Response Durability and Survival
NPM1-mutated AML appeared to achieve slightly deeper and more durable responses. In this cohort, median duration of complete remission had not been reached, with approximately 80% of patients remaining in remission at 12 months. In the KMT2A-rearranged cohort, median CR duration was 12 months, with ongoing follow-up.
Many patients proceeded to HSCT or entered ziftomenib maintenance following induction and consolidation, allowing continued menin inhibition across multiple phases.

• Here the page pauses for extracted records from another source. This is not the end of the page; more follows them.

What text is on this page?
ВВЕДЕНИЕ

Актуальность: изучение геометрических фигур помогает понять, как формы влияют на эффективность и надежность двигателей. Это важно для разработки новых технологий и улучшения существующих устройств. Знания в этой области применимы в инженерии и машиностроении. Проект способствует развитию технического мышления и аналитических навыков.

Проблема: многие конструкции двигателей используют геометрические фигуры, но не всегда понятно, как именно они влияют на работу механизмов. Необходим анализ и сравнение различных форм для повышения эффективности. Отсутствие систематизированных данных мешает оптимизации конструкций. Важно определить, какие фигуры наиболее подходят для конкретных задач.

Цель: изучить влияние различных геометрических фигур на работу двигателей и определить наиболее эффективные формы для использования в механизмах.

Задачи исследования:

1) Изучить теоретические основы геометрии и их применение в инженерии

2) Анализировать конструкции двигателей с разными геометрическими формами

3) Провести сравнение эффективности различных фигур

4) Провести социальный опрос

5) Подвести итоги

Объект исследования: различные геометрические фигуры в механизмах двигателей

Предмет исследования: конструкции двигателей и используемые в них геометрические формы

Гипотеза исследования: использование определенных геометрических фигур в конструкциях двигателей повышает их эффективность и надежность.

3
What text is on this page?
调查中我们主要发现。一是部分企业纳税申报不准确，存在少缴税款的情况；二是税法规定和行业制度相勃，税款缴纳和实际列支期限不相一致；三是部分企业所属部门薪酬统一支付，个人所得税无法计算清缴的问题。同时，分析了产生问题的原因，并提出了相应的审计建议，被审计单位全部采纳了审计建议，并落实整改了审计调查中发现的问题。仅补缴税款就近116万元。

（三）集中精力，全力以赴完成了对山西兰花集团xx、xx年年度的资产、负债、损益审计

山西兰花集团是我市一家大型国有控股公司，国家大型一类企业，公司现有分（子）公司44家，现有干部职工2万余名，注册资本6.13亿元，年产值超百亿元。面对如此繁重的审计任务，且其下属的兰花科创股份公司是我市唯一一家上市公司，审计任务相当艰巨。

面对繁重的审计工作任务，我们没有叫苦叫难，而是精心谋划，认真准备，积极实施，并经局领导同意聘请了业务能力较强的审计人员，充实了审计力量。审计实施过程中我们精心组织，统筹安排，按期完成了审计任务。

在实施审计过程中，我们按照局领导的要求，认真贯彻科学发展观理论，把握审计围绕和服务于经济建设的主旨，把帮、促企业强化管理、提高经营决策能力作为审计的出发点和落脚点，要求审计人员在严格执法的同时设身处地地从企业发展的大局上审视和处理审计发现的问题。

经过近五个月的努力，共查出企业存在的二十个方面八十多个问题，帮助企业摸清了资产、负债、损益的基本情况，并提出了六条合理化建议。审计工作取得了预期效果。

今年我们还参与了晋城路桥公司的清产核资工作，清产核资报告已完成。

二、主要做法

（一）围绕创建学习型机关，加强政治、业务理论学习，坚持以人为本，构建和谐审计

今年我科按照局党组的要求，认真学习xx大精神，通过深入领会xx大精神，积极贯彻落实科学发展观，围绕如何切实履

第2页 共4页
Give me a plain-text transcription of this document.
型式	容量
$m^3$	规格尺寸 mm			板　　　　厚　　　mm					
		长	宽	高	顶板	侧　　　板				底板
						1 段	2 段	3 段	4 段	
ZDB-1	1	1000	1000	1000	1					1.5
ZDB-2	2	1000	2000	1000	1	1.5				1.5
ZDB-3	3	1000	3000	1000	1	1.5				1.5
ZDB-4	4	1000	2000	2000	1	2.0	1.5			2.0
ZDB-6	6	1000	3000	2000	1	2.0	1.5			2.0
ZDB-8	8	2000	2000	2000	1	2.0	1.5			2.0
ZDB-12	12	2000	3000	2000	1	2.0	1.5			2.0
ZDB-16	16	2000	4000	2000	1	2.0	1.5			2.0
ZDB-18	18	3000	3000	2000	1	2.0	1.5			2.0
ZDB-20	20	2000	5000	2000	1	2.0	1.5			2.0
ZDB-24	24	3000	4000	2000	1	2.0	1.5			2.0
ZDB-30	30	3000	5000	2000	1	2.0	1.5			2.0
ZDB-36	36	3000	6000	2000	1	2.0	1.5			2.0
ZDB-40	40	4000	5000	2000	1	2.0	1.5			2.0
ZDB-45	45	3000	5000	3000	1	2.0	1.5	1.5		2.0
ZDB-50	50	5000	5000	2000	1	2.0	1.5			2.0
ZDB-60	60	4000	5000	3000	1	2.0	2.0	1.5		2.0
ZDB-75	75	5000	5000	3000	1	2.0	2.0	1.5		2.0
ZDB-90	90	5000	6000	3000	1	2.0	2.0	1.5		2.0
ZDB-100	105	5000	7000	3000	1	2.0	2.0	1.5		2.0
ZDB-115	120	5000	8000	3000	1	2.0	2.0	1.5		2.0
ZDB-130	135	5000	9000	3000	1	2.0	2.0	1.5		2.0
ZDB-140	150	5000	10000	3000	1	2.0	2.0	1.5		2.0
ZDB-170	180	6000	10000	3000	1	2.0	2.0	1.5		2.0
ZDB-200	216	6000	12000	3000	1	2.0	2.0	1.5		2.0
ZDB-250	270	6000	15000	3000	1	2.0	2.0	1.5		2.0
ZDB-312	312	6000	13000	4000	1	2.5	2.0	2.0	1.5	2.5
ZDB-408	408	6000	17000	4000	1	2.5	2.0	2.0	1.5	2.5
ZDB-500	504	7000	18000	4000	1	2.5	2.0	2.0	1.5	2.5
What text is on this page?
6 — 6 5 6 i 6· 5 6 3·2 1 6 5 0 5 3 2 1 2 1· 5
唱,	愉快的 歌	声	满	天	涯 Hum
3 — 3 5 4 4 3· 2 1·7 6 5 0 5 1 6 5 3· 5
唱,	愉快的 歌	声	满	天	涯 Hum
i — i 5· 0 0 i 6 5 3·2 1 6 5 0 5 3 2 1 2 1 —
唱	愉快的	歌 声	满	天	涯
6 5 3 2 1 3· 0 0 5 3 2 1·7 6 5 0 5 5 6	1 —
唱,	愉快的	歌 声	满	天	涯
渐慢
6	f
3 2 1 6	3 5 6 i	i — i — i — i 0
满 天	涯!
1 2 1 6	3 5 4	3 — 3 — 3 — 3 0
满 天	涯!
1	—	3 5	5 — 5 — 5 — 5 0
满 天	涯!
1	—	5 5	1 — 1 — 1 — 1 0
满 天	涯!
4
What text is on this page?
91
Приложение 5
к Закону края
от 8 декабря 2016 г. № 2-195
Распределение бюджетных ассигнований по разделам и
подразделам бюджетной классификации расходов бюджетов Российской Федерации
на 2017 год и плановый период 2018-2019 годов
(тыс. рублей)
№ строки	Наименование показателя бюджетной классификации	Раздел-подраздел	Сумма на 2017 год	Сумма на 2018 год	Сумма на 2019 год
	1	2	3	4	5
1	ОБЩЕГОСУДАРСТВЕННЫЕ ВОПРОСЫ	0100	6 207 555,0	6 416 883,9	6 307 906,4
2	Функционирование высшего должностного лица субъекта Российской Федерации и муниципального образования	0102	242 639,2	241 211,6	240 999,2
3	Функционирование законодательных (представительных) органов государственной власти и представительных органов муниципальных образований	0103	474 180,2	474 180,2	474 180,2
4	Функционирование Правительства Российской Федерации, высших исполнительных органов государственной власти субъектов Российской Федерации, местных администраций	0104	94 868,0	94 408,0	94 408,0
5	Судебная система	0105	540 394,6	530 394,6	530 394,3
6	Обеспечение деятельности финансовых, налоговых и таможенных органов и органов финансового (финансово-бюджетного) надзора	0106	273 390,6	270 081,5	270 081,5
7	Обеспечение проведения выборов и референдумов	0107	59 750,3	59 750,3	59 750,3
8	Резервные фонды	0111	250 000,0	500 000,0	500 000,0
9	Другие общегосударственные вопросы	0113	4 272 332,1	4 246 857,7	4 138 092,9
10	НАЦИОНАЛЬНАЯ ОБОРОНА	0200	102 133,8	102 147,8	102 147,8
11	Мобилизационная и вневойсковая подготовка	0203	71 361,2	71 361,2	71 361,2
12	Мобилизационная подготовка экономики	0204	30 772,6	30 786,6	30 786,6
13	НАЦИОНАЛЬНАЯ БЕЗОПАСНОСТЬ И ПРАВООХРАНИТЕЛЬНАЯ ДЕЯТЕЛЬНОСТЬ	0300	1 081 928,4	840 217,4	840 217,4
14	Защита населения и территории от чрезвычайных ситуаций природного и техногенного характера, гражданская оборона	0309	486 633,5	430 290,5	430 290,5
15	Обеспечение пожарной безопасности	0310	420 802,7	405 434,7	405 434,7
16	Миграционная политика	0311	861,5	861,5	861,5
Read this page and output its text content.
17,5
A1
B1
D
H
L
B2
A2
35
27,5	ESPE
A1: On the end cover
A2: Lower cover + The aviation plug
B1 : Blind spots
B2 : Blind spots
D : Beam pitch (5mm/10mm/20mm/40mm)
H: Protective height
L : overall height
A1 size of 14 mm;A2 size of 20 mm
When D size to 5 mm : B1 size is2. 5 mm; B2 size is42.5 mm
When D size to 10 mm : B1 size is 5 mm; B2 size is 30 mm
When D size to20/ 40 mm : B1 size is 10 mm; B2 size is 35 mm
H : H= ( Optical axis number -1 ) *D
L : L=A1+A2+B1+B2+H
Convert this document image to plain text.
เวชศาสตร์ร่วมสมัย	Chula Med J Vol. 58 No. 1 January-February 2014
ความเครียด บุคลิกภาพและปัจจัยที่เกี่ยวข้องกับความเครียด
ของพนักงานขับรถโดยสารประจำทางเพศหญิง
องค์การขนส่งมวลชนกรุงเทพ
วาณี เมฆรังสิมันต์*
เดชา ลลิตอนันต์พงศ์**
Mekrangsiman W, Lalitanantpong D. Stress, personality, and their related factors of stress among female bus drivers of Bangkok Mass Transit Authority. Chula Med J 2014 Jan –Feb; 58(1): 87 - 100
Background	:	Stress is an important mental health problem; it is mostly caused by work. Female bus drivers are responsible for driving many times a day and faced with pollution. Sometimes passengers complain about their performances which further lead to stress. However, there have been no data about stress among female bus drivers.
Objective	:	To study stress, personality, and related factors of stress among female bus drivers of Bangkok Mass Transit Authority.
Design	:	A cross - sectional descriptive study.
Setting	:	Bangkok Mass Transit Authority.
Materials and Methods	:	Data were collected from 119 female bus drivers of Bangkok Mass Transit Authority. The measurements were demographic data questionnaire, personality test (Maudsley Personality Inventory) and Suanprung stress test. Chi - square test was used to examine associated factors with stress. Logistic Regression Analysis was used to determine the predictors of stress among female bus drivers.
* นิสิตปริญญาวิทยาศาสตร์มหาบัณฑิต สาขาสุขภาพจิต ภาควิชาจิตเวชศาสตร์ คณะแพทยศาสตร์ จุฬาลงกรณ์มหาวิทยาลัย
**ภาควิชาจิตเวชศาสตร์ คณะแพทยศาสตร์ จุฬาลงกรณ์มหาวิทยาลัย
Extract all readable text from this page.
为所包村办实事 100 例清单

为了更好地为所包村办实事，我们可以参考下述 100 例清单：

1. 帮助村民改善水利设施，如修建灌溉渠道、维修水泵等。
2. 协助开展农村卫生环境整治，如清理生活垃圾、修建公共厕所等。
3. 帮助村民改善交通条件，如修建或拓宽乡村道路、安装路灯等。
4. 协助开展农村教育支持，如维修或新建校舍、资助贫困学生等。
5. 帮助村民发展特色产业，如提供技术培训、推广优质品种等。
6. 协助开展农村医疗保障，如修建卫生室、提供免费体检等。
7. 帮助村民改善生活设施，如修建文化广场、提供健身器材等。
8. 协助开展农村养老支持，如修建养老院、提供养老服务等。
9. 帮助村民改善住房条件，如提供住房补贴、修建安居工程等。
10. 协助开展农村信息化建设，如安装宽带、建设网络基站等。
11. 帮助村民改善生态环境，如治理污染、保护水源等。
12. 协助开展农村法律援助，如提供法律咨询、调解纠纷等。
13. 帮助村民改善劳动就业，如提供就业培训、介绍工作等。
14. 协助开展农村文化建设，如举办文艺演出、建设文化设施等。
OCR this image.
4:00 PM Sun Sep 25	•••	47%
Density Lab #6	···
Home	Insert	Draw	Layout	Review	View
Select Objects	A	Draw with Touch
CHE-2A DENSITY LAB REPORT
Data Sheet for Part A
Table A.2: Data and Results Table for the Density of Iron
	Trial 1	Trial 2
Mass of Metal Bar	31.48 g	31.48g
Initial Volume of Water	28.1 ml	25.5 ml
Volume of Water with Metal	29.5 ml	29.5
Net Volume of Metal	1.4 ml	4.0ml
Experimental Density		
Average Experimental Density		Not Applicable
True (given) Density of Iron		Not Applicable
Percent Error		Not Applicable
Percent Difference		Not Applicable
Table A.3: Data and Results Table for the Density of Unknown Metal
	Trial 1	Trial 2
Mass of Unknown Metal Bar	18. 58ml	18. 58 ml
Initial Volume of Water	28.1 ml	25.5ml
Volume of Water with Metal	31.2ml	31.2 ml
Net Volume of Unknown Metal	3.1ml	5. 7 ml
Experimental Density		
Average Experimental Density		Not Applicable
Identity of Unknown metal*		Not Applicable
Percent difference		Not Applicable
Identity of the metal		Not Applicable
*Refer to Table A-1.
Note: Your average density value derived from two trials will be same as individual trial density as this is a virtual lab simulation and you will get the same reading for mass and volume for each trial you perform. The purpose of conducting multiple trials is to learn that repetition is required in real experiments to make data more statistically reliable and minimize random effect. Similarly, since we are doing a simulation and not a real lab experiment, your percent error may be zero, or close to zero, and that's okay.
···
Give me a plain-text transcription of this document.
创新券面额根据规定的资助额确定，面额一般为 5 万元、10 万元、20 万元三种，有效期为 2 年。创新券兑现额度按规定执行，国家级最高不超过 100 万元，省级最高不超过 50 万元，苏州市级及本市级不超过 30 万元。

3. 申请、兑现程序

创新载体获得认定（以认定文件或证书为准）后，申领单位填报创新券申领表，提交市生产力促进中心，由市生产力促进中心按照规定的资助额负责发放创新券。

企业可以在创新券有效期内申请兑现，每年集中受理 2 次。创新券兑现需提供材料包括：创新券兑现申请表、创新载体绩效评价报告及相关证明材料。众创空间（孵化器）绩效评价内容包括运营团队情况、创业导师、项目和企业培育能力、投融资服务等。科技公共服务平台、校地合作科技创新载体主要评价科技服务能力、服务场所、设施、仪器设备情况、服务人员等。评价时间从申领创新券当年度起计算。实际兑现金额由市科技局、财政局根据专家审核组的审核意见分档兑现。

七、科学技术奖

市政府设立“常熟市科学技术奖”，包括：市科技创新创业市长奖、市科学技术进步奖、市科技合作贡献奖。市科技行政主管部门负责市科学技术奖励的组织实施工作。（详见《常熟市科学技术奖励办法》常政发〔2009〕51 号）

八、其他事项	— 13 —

Median overall survival was not reached in either cohort at the time of analysis. In NPM1-mutated AML, the estimated 12-month OS rate was 94%, the corresponding rate in the KMT2A-rearranged cohort was 71%. Early mortality remained low, and a substantial proportion of patients continued on study at data cutoff.

Conclusions and Future Perspectives
The updated KOMET-007 results demonstrate that ziftomenib can be effectively combined with intensive frontline chemotherapy, producing high remission rates, deep MRD responses, and durable clinical benefit in both NPM1-mutated and KMT2A-rearranged AML
The combination was generally well tolerated, with manageable differentiation syndrome, infrequent QTc prolongation, and no evidence of clinically meaningful additive myelosuppression. Importantly, treatment could be continued through consolidation, maintenance, and post-transplant settings without the emergence of unexpected toxicities.
As the field increasingly moves beyond morphologic remission toward molecular endpoints, these results provide strong support for the ongoing phase 3 KOMET-017 studies. These two independently powered, registration-enabling, randomized trials are evaluating ziftomenib in both intensive and non-intensive frontline treatment settings in patients with newly diagnosed AML.